Northern Colorado struggled defending the pass along with everything else. The Bears couldn't cover anyone and couldn't get pressure on the quarterback. Dave Chapple's previously mentioned move to tackle from end could allow the Bears to get better pressure up the middle, but the ends have not shown an ability to collapse the pocket. The linebackers are good at flowing to the ball and decent in zone coverage, but they do not have a natural feel for the blitz nor can they stay with backs or tight ends in man coverage. The secondary might be the worst unit on the team. They lack the size to match up with big receivers, and do not have the athleticism to stay in man coverage. Opponents completed over 68% of their passes against Northern Colorado. Marcel Gibbons is their best secondary player, and he is much better against the run than the pass.
Special teams play will take on a different role in 2012, thanks to NCAA rule changes. How the rule changes impact special teams play remains to be seen, but at first glance they appear significant.
Dominic Gunn is a very good kick returner, as he holds or is near to setting several Northern Colorado kick return records. Gunn has had lots of chances to return kicks as opponents score often against the Bears, but that does not diminish Gunn's skills. He has good vision, a good burst, and the speed to beat most players once he gets in the open. Outside of Gunn on kick returns, the Bears special teams might be the least impressive of the three phases. Northern Colorado struggles kicking, punting, and in coverage. Dave Eden returns to handle the placekicking duties. Eden is a solid kicker inside 35 yards, but is inconsistent at distance. Eden has a career long of 42 yards, but was just 4 of 8 kicking from 35 or more yards a year ago, and was 9 of 14 overall. Kickoff specialist Mason Puckett will take over the punting duties this year, and he was less than stellar kicking the ball off. Puckett's kickoffs were short and low, allowing for plenty of returns, and should that translate to punting the already poor punt cover teams will have an even harder time covering punts. As for those kickoffs, Puckett averaged just 60.4 yards per kick and just five touchbacks. Even with the new rules, an average Puckett kickoff from the 35-yard line would be fielded at the 5-yard line. The Bears coverage units allowed an average of 23 yards per kick return, and 12.3 yards per punt return. The kick return number is solid, but the punt return number is poor. For reference, 21 and 7 yards are about average, respectively.
Utah has issues of their own in the kicking game. Coleman Petersen suffered through bouts of inconsistency last season, and unfortunately for Utah that continued on throughout the spring and fall. When good, Petersen is a very accurate kicker from 45 yards in. When off, Petersen can miss what should be easy kicks by a wide margin. Backup Nick Marsh, while a good kickoff specialist, was even more inconsistent than Petersen when it came to placekicking. Punter Sean Sellwood recovered from a slow start to the 2011 season to have a solid year punting the ball. Utah's return games appear to be very good. DeVonte Christopher and Reggie Dunn are excellent kick returners, and Dunn especially is a threat to score on any return. Charles Henderson showed flashes of brilliance as a punt returner before injuries forced him to redshirt a season ago. Utah's coverage teams are generally excellent, and they were fantastic in their Pac-12 debut, ranking in the top 15 nationally in both punt retuns (4.6 yards per return, 12th nationally) and kick returns (18 yards per return, 6th nationally). Utah will be looking to replace special teams standout Greg Bird, though there are several players who played well on special teams, including defensive backs Reggie Topps and Chandler Johnson.

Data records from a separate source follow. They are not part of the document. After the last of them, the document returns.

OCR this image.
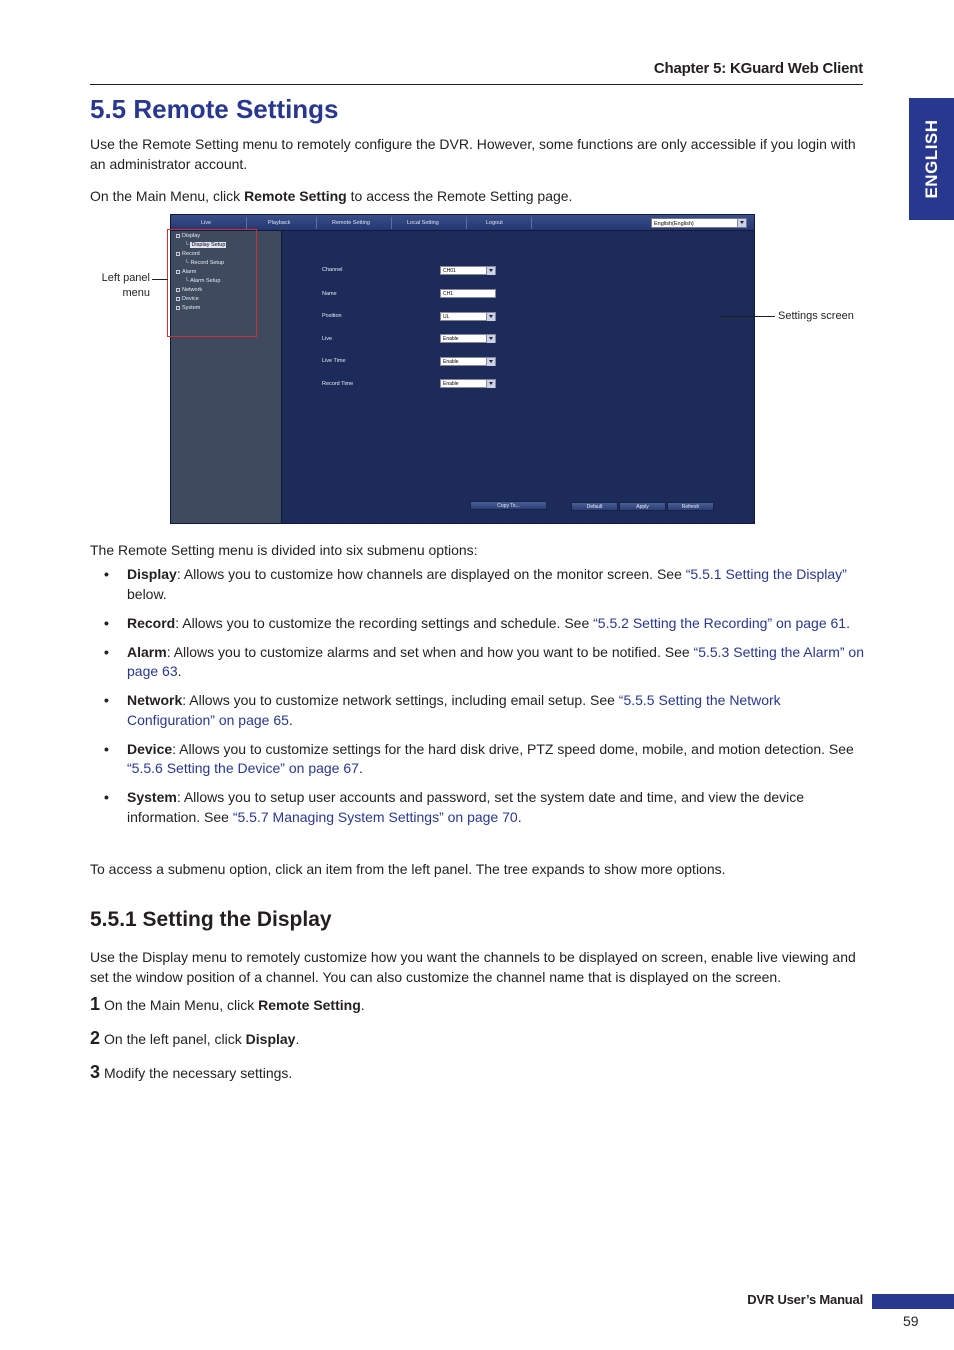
Chapter 5: KGuard Web Client
ENGLISH
5.5 Remote Settings
Use the Remote Setting menu to remotely configure the DVR. However, some functions are only accessible if you login with an administrator account.
On the Main Menu, click Remote Setting to access the Remote Setting page.
Live	Playback	Remote Setting	Local Setting	Logout	English(English)
Display
└ Display Setup
Record
└ Record Setup
Alarm
└ Alarm Setup
Network
Device
System
Channel	CH01
Name	CH1
Position	UL
Live	Enable
Live Time	Enable
Record Time	Enable
Copy To...	Default	Apply	Refresh
Left panel menu
Settings screen
The Remote Setting menu is divided into six submenu options:
• Display: Allows you to customize how channels are displayed on the monitor screen. See “5.5.1 Setting the Display” below.
• Record: Allows you to customize the recording settings and schedule. See “5.5.2 Setting the Recording” on page 61.
• Alarm: Allows you to customize alarms and set when and how you want to be notified. See “5.5.3 Setting the Alarm” on page 63.
• Network: Allows you to customize network settings, including email setup. See “5.5.5 Setting the Network Configuration” on page 65.
• Device: Allows you to customize settings for the hard disk drive, PTZ speed dome, mobile, and motion detection. See “5.5.6 Setting the Device” on page 67.
• System: Allows you to setup user accounts and password, set the system date and time, and view the device information. See “5.5.7 Managing System Settings” on page 70.
To access a submenu option, click an item from the left panel. The tree expands to show more options.
5.5.1 Setting the Display
Use the Display menu to remotely customize how you want the channels to be displayed on screen, enable live viewing and set the window position of a channel. You can also customize the channel name that is displayed on the screen.
1 On the Main Menu, click Remote Setting.
2 On the left panel, click Display.
3 Modify the necessary settings.
DVR User’s Manual
59
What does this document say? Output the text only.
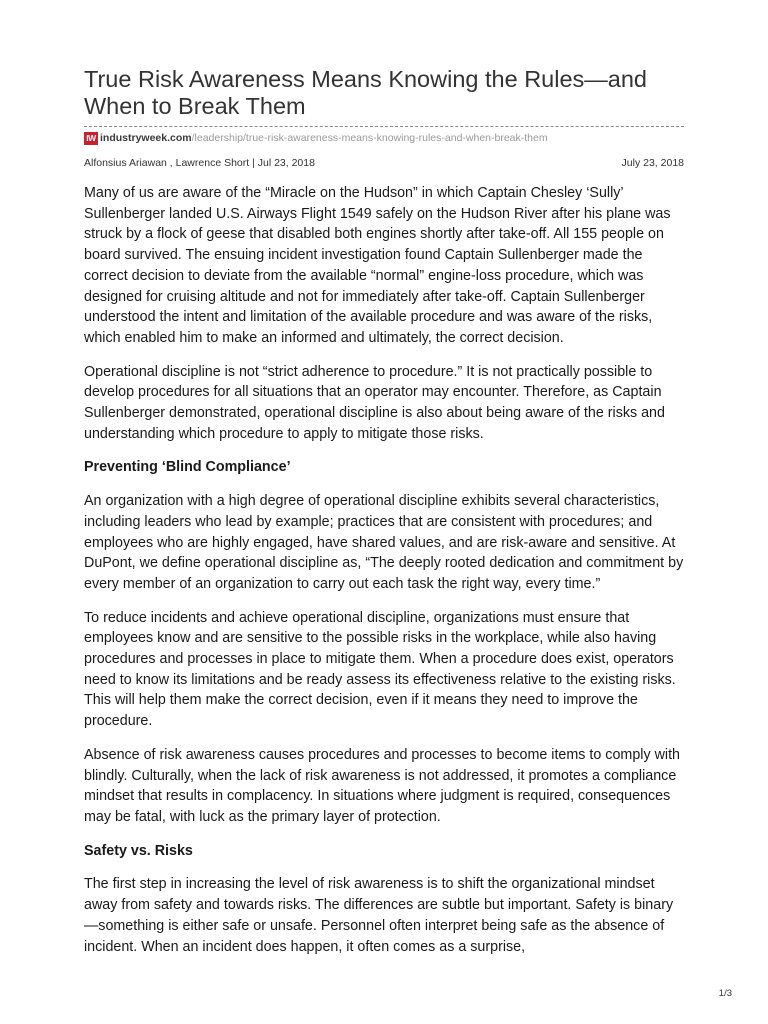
True Risk Awareness Means Knowing the Rules—and When to Break Them
IW industryweek.com /leadership/true-risk-awareness-means-knowing-rules-and-when-break-them
Alfonsius Ariawan , Lawrence Short | Jul 23, 2018	July 23, 2018

Many of us are aware of the “Miracle on the Hudson” in which Captain Chesley ‘Sully’ Sullenberger landed U.S. Airways Flight 1549 safely on the Hudson River after his plane was struck by a flock of geese that disabled both engines shortly after take-off. All 155 people on board survived. The ensuing incident investigation found Captain Sullenberger made the correct decision to deviate from the available “normal” engine-loss procedure, which was designed for cruising altitude and not for immediately after take-off. Captain Sullenberger understood the intent and limitation of the available procedure and was aware of the risks, which enabled him to make an informed and ultimately, the correct decision.

Operational discipline is not “strict adherence to procedure.” It is not practically possible to develop procedures for all situations that an operator may encounter. Therefore, as Captain Sullenberger demonstrated, operational discipline is also about being aware of the risks and understanding which procedure to apply to mitigate those risks.

Preventing ‘Blind Compliance’

An organization with a high degree of operational discipline exhibits several characteristics, including leaders who lead by example; practices that are consistent with procedures; and employees who are highly engaged, have shared values, and are risk-aware and sensitive. At DuPont, we define operational discipline as, “The deeply rooted dedication and commitment by every member of an organization to carry out each task the right way, every time.”

To reduce incidents and achieve operational discipline, organizations must ensure that employees know and are sensitive to the possible risks in the workplace, while also having procedures and processes in place to mitigate them. When a procedure does exist, operators need to know its limitations and be ready assess its effectiveness relative to the existing risks. This will help them make the correct decision, even if it means they need to improve the procedure.

Absence of risk awareness causes procedures and processes to become items to comply with blindly. Culturally, when the lack of risk awareness is not addressed, it promotes a compliance mindset that results in complacency. In situations where judgment is required, consequences may be fatal, with luck as the primary layer of protection.

Safety vs. Risks

The first step in increasing the level of risk awareness is to shift the organizational mindset away from safety and towards risks. The differences are subtle but important. Safety is binary—something is either safe or unsafe. Personnel often interpret being safe as the absence of incident. When an incident does happen, it often comes as a surprise,

1/3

Northern Colorado comes out gunning, and they hit on at least one big play early as Utah plays very vanilla. Utah's offense struggles for the first quarter before coming to life in the second and taking a big lead into the half. Utah plays their starters to start the third quarter, building on the lead before giving way to the backups halfway through the third. The fourth quarter looks like a glorified scrimmage before the game mercifully ends with a comfortable win for the Utes.